Я лично компенсирую этот пробел во время своих отпусков, когда обычно совершаю интересные путешествия, большею частью в организованных экскурсиях. Два раза путешествовала по Кавказу, три раза была в Крыму, а в прошлом году очень хорошо прокатилась по Волге — от Нижнего до Астрахани и обратно от Астрахани до Ярославля, с остановкой во всех городах и осмотром их. Это же время обычно употребляю и на усиленное чтение, а так почти не приходится ничего читать, кроме специальной литературы.

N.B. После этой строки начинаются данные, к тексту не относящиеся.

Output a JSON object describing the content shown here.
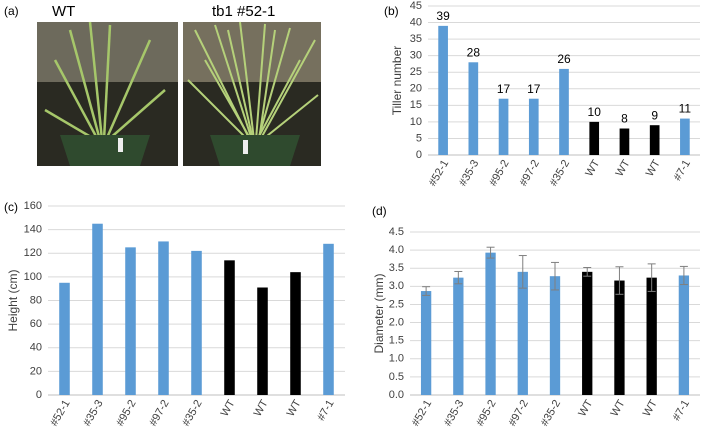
{
  "figure_a": {
    "panel_label": "(a)",
    "photo_labels": [
      "WT",
      "tb1 #52-1"
    ]
  },
  "chart_data": [
    {
      "type": "bar",
      "panel_label": "(b)",
      "y_label": "Tiller number",
      "categories": [
        "#52-1",
        "#35-3",
        "#95-2",
        "#97-2",
        "#35-2",
        "WT",
        "WT",
        "WT",
        "#7-1"
      ],
      "values": [
        39,
        28,
        17,
        17,
        26,
        10,
        8,
        9,
        11
      ],
      "colors": [
        "#5b9bd5",
        "#5b9bd5",
        "#5b9bd5",
        "#5b9bd5",
        "#5b9bd5",
        "#000000",
        "#000000",
        "#000000",
        "#5b9bd5"
      ],
      "show_values": true,
      "ylim": [
        0,
        45
      ],
      "yticks": [
        0,
        5,
        10,
        15,
        20,
        25,
        30,
        35,
        40,
        45
      ],
      "grid": true
    },
    {
      "type": "bar",
      "panel_label": "(c)",
      "y_label": "Height (cm)",
      "categories": [
        "#52-1",
        "#35-3",
        "#95-2",
        "#97-2",
        "#35-2",
        "WT",
        "WT",
        "WT",
        "#7-1"
      ],
      "values": [
        95,
        145,
        125,
        130,
        122,
        114,
        91,
        104,
        128
      ],
      "colors": [
        "#5b9bd5",
        "#5b9bd5",
        "#5b9bd5",
        "#5b9bd5",
        "#5b9bd5",
        "#000000",
        "#000000",
        "#000000",
        "#5b9bd5"
      ],
      "ylim": [
        0,
        160
      ],
      "yticks": [
        0,
        20,
        40,
        60,
        80,
        100,
        120,
        140,
        160
      ],
      "grid": true
    },
    {
      "type": "bar",
      "panel_label": "(d)",
      "y_label": "Diameter (mm)",
      "categories": [
        "#52-1",
        "#35-3",
        "#95-2",
        "#97-2",
        "#35-2",
        "WT",
        "WT",
        "WT",
        "#7-1"
      ],
      "values": [
        2.87,
        3.24,
        3.93,
        3.4,
        3.28,
        3.4,
        3.16,
        3.24,
        3.3
      ],
      "errors": [
        0.12,
        0.17,
        0.15,
        0.45,
        0.38,
        0.12,
        0.38,
        0.38,
        0.25
      ],
      "colors": [
        "#5b9bd5",
        "#5b9bd5",
        "#5b9bd5",
        "#5b9bd5",
        "#5b9bd5",
        "#000000",
        "#000000",
        "#000000",
        "#5b9bd5"
      ],
      "ylim": [
        0,
        4.5
      ],
      "yticks": [
        {
          "value": 0,
          "label": "0.0"
        },
        0.5,
        {
          "value": 1,
          "label": "1.0"
        },
        1.5,
        {
          "value": 2,
          "label": "2.0"
        },
        2.5,
        {
          "value": 3,
          "label": "3.0"
        },
        3.5,
        {
          "value": 4,
          "label": "4.0"
        },
        4.5
      ],
      "grid": true
    }
  ]
}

Встречаюсь иногда с Пелагеей Петровной и ее сыном, который живет как раз напротив меня; с последним, правда, не часто, так как мы не очень симпатизируем друг другу. Он превратился в ограниченного обывателя, вечно брюзжащего и всем недовольного, который оценивает все исключительно с точки зрения своих узких, эгоистических интересов, притом без всяких интеллектуальных запросов. Жена его — тоже некультурная мещанка. Пелагею Петровну они выжили, и она живет в Новом Иерусалиме. Это очень живописное место в двух часах езды от Москвы. Я езжу изредка ее туда навещать и вожу к ней ее внука, очень милого мальчика 7 лет.

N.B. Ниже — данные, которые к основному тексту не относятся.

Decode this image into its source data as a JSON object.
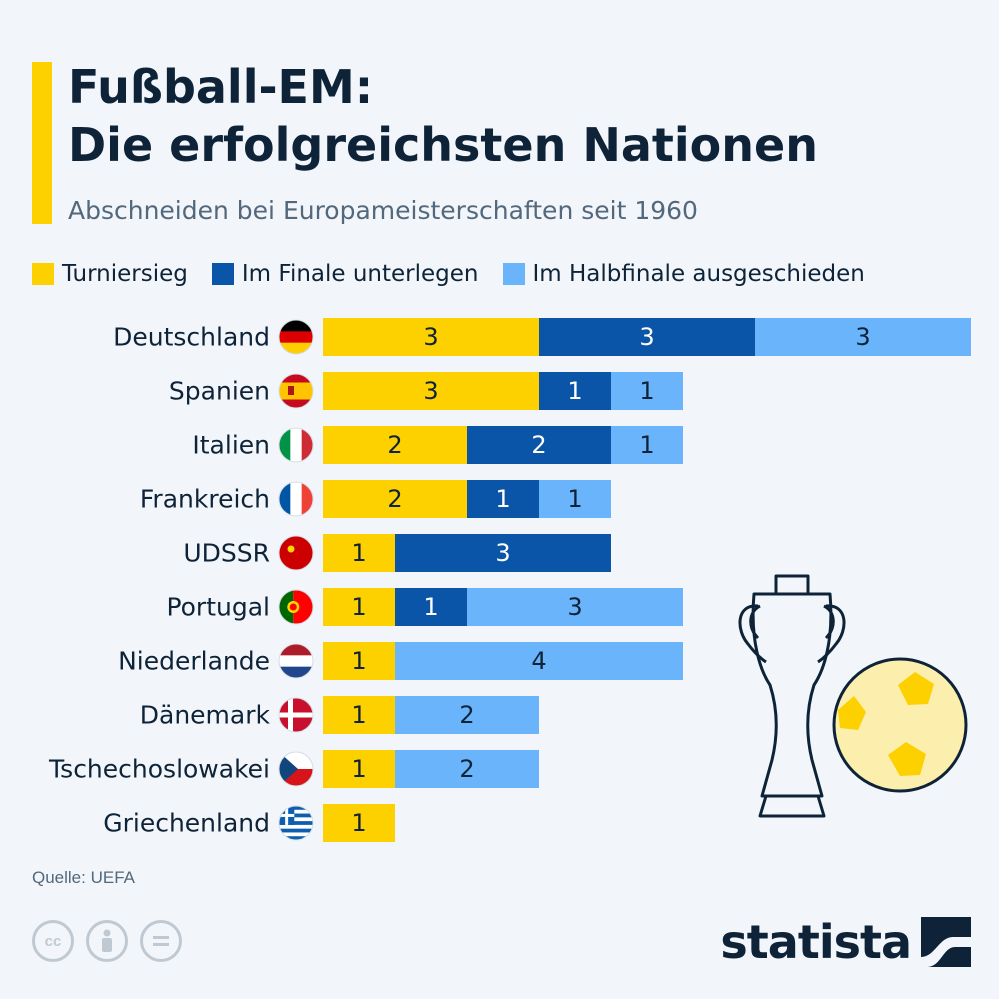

Ну, пока всего. Целую тебя, маму, Ирину, Ники, всех своих племянников. Пиши еще.

Ирина Голицына — матери

13 февраля 1933

Chessington Hall

Ты спрашиваешь, почему я редко пишу. На это ответ такой: я ужасно сильно переживаю сейчас реакцию, и это странное состояние, в котором я нахожусь часто подолгу, не дает мне возможности приняться за письмо. Мое теперешнее состояние делает то, что у меня сейчас открылась какая-то странная возможность понимать людей. Une force de double vue [169] и, благодаря этому, страшный апломб и уверенность в себе, каких я раньше не знала.

Моя мечта тут жить, именно здесь, в Англии, где, я считаю, неизмеримо больше возможностей, чем в Париже, и так уже переполненном русскими. Здесь они еще как редкость, и англичане с ними носятся. Климат убийственный, но я думаю, к нему можно привыкнуть. Мне кажется, нужно направить всю нашу энергию, чтобы соединиться и устроиться здесь. Ужасно грустно относительно Димика, а в смысле остального хорошо.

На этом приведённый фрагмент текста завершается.